Can you share the top five ways that increased diversity can help a company’s bottom line?
— New perspectives: This is where AI and other algorithm-driven model fail. They assume companies benefit from having employees that are the same in some way. The reality is that through diversity companies can better understand needs of different stakeholders and bring new solutions to the table.
— Access to different candidates: Companies spend tons of capital going to the same colleges to recruit the same individuals. That money is largely wasted.
— Less attrition: By looking outside of traditional hiring metrics (which are flawed), companies can focus on who really has the right fit to thrive in their organization. Furthermore, we have heard time and again from Career Launchers who didn’t have the “right” background that they have tremendous respect and loyalty to those companies that give them a shot.
— Empathy: Through diversity, companies can more effectively understand the perspective, needs, preferences of others leading to better outcomes.
Can you please give us your favorite “Life Lesson Quote”?

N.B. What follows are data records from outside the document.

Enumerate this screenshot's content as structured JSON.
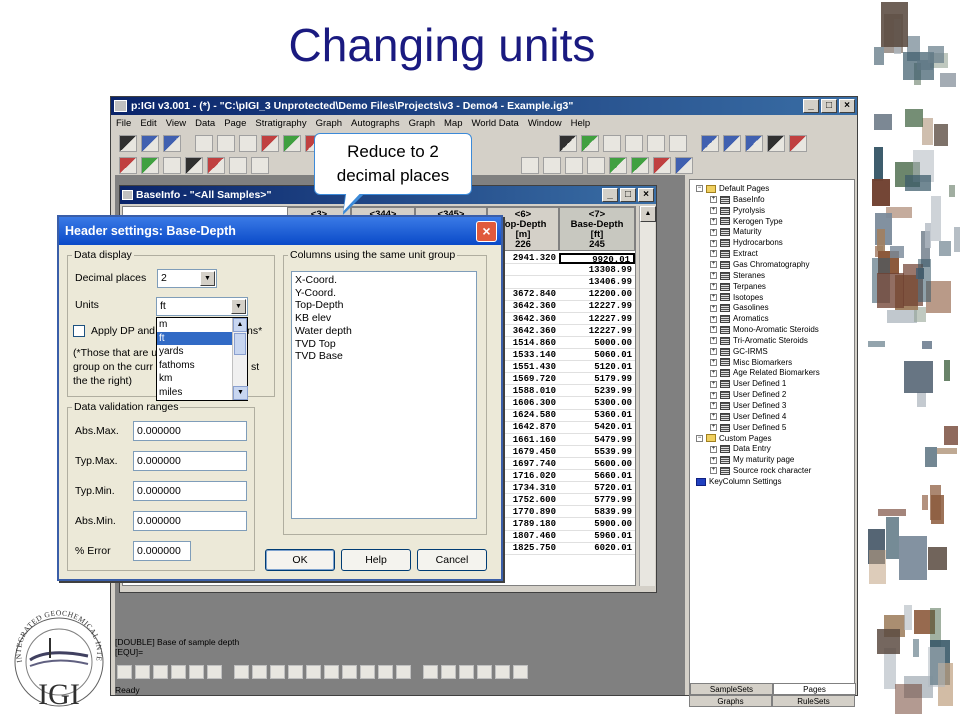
{
  "slide": {
    "title": "Changing units"
  },
  "logo": {
    "ring_text": "INTEGRATED GEOCHEMICAL INTERPRETATION",
    "abbr": "IGI"
  },
  "app": {
    "title": "p:IGI v3.001 - (*) - \"C:\\pIGI_3 Unprotected\\Demo Files\\Projects\\v3 - Demo4 - Example.ig3\"",
    "menu": [
      "File",
      "Edit",
      "View",
      "Data",
      "Page",
      "Stratigraphy",
      "Graph",
      "Autographs",
      "Graph",
      "Map",
      "World Data",
      "Window",
      "Help"
    ],
    "status_line1": "[DOUBLE] Base of sample depth",
    "status_line2": "[EQU]=",
    "ready": "Ready"
  },
  "callout": {
    "line1": "Reduce to 2",
    "line2": "decimal places"
  },
  "baseinfo": {
    "title": "BaseInfo - \"<All Samples>\"",
    "headers": [
      {
        "num": "<3>",
        "name": "",
        "unit": "",
        "count": ""
      },
      {
        "num": "<344>",
        "name": "",
        "unit": "",
        "count": ""
      },
      {
        "num": "<345>",
        "name": "",
        "unit": "",
        "count": ""
      },
      {
        "num": "<6>",
        "name": "Top-Depth",
        "unit": "[m]",
        "count": "226"
      },
      {
        "num": "<7>",
        "name": "Base-Depth",
        "unit": "[ft]",
        "count": "245"
      }
    ],
    "top_depth": [
      "2941.320",
      "",
      "",
      "3672.840",
      "3642.360",
      "3642.360",
      "3642.360",
      "1514.860",
      "1533.140",
      "1551.430",
      "1569.720",
      "1588.010",
      "1606.300",
      "1624.580",
      "1642.870",
      "1661.160",
      "1679.450",
      "1697.740",
      "1716.020",
      "1734.310",
      "1752.600",
      "1770.890",
      "1789.180",
      "1807.460",
      "1825.750"
    ],
    "base_depth": [
      "9920.01",
      "13308.99",
      "13406.99",
      "12200.00",
      "12227.99",
      "12227.99",
      "12227.99",
      "5000.00",
      "5060.01",
      "5120.01",
      "5179.99",
      "5239.99",
      "5300.00",
      "5360.01",
      "5420.01",
      "5479.99",
      "5539.99",
      "5600.00",
      "5660.01",
      "5720.01",
      "5779.99",
      "5839.99",
      "5900.00",
      "5960.01",
      "6020.01"
    ]
  },
  "dialog": {
    "title": "Header settings: Base-Depth",
    "data_display_legend": "Data display",
    "decimal_places_label": "Decimal places",
    "decimal_places_value": "2",
    "units_label": "Units",
    "units_value": "ft",
    "units_options": [
      "m",
      "ft",
      "yards",
      "fathoms",
      "km",
      "miles"
    ],
    "apply_dp_label_start": "Apply DP and",
    "apply_dp_label_end": "ns*",
    "note_line1": "(*Those that are u",
    "note_line2": "group on the curr",
    "note_line2_end": "st",
    "note_line3": "the the right)",
    "columns_legend": "Columns using the same unit group",
    "columns": [
      "X-Coord.",
      "Y-Coord.",
      "Top-Depth",
      "KB elev",
      "Water depth",
      "TVD Top",
      "TVD Base"
    ],
    "validation_legend": "Data validation ranges",
    "abs_max_label": "Abs.Max.",
    "abs_max_value": "0.000000",
    "typ_max_label": "Typ.Max.",
    "typ_max_value": "0.000000",
    "typ_min_label": "Typ.Min.",
    "typ_min_value": "0.000000",
    "abs_min_label": "Abs.Min.",
    "abs_min_value": "0.000000",
    "error_label": "% Error",
    "error_value": "0.000000",
    "ok_label": "OK",
    "help_label": "Help",
    "cancel_label": "Cancel"
  },
  "tree": {
    "items": [
      {
        "label": "Default Pages",
        "type": "folder",
        "indent": 0
      },
      {
        "label": "BaseInfo",
        "type": "page",
        "indent": 1
      },
      {
        "label": "Pyrolysis",
        "type": "page",
        "indent": 1
      },
      {
        "label": "Kerogen Type",
        "type": "page",
        "indent": 1
      },
      {
        "label": "Maturity",
        "type": "page",
        "indent": 1
      },
      {
        "label": "Hydrocarbons",
        "type": "page",
        "indent": 1
      },
      {
        "label": "Extract",
        "type": "page",
        "indent": 1
      },
      {
        "label": "Gas Chromatography",
        "type": "page",
        "indent": 1
      },
      {
        "label": "Steranes",
        "type": "page",
        "indent": 1
      },
      {
        "label": "Terpanes",
        "type": "page",
        "indent": 1
      },
      {
        "label": "Isotopes",
        "type": "page",
        "indent": 1
      },
      {
        "label": "Gasolines",
        "type": "page",
        "indent": 1
      },
      {
        "label": "Aromatics",
        "type": "page",
        "indent": 1
      },
      {
        "label": "Mono-Aromatic Steroids",
        "type": "page",
        "indent": 1
      },
      {
        "label": "Tri-Aromatic Steroids",
        "type": "page",
        "indent": 1
      },
      {
        "label": "GC-IRMS",
        "type": "page",
        "indent": 1
      },
      {
        "label": "Misc Biomarkers",
        "type": "page",
        "indent": 1
      },
      {
        "label": "Age Related Biomarkers",
        "type": "page",
        "indent": 1
      },
      {
        "label": "User Defined 1",
        "type": "page",
        "indent": 1
      },
      {
        "label": "User Defined 2",
        "type": "page",
        "indent": 1
      },
      {
        "label": "User Defined 3",
        "type": "page",
        "indent": 1
      },
      {
        "label": "User Defined 4",
        "type": "page",
        "indent": 1
      },
      {
        "label": "User Defined 5",
        "type": "page",
        "indent": 1
      },
      {
        "label": "Custom Pages",
        "type": "folder",
        "indent": 0
      },
      {
        "label": "Data Entry",
        "type": "page",
        "indent": 1
      },
      {
        "label": "My maturity page",
        "type": "page",
        "indent": 1
      },
      {
        "label": "Source rock character",
        "type": "page",
        "indent": 1
      },
      {
        "label": "KeyColumn Settings",
        "type": "key",
        "indent": 0
      }
    ],
    "tabs_row1": [
      "SampleSets",
      "Pages"
    ],
    "tabs_row2": [
      "Graphs",
      "RuleSets"
    ]
  },
  "colors": {
    "title": "#1a1a80",
    "xp_title": "#0a4ac8",
    "selection": "#316ac5"
  }
}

If a frog had wings he wouldn’t bump his rear (though I usually use the PG13 version). It’s easy to say “if this” and “if that,” but we need to focus on reality.
Some of the biggest names in Business, VC funding, Sports, and Entertainment read this column. Is there a person in the world, or in the US whom you would love to have a private breakfast or lunch with, and why? He or she might just see this 🙂
Bill Gates. It might be trite, but given what he is doing through the Foundation is incredible. That said, so many of the education-related efforts are focused on forcing behavioral change of educational institutions and companies. I’d love to understand why he is taking that approach versus the more Socratic one that we have pursued as I am sure we could learn a lot an improve.